Here are some of the things I have done for my H 

Sex:
*BJ*-vary the when, where and how you will do it

You can silently sneak into his shower and give him one and walk out like nothing happened 
Do it while he is watching TV in the living room 
If you have no kids you have lots of possibilities (get creative)

*sensual/sexual massage* and complete it with a Handjob (I will usually make it like he is getting it in a parlour with masseuse and I'll talk like one) use some essential oil candles for the mood if you can

*His sexual fantasies* (if you are comfortable or tolerate it)
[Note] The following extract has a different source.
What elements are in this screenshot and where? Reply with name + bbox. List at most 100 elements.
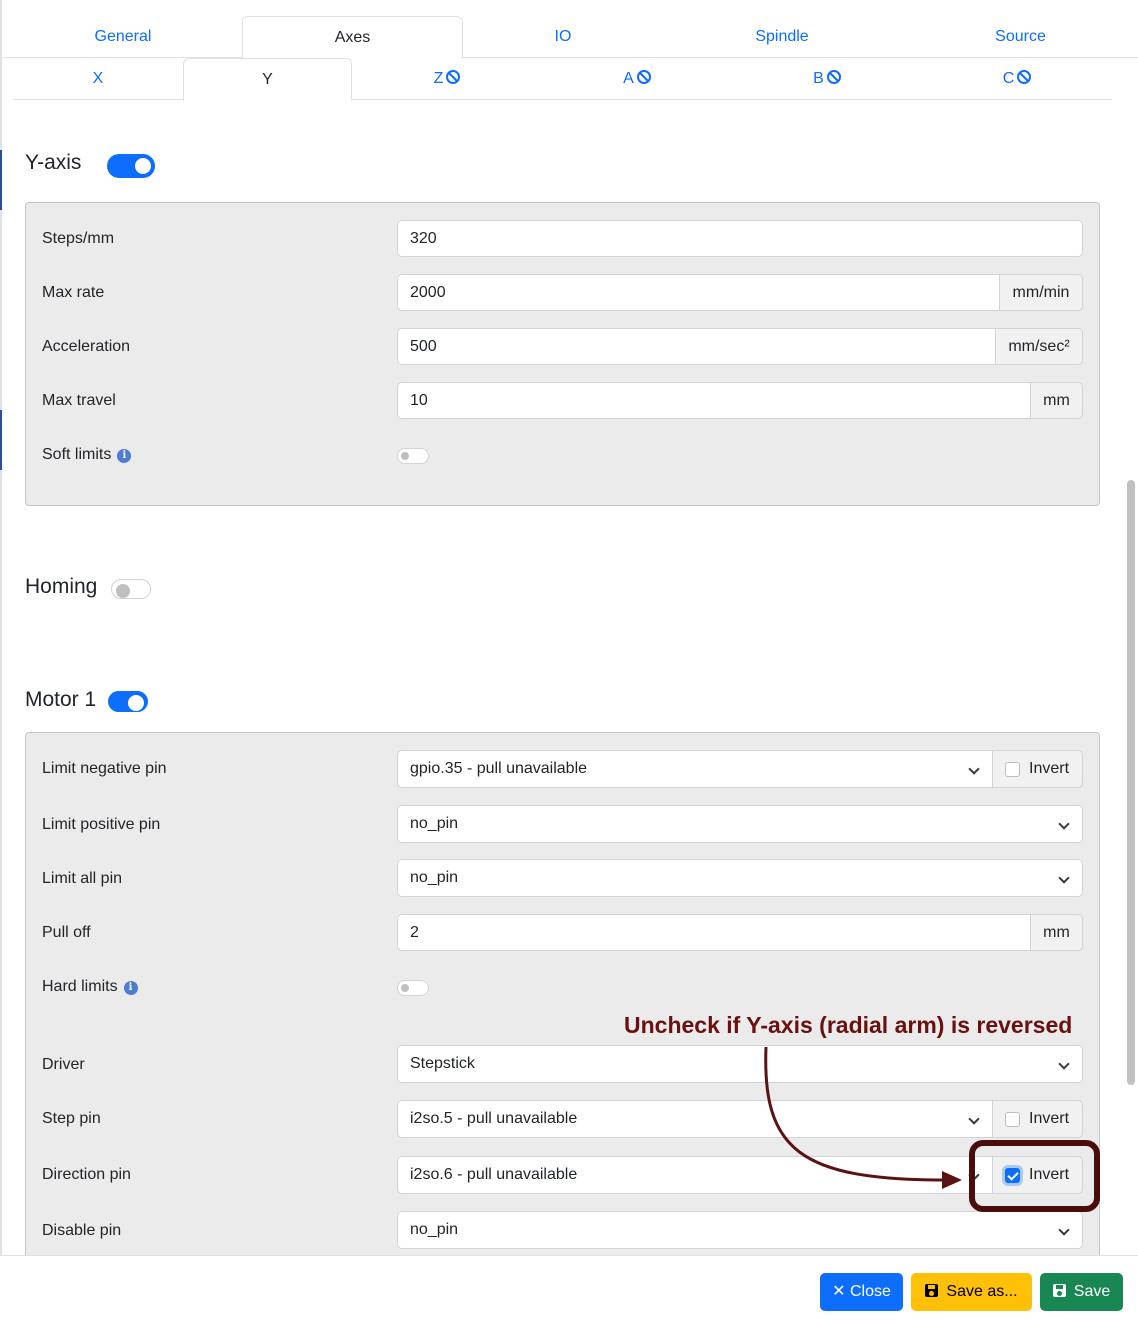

There is a lot more we can do but typing them here will be too graphic so I'll stop here

non sexual

Indulging him in his hobby/buying a gift voucher from his favourite shopping place
Cooking his favourite food for a surprise dinner
Giving him off from family and parenting routines to go with his buddies on short trips (if you have kids)
Telling your family what a great H he is during gatherings 


Hmmm...typing these makes me realize I have stopped doing the non-sexual things for a couple of years now as I didn't get half of it back. Its time to resume


----------



## scrodz (Jan 21, 2015)

This may seem a bit tame, but try putting a blindfold on him.


----------



## Q tip (Apr 15, 2014)

Methuselah said:


> Blow job.


Frequently


----------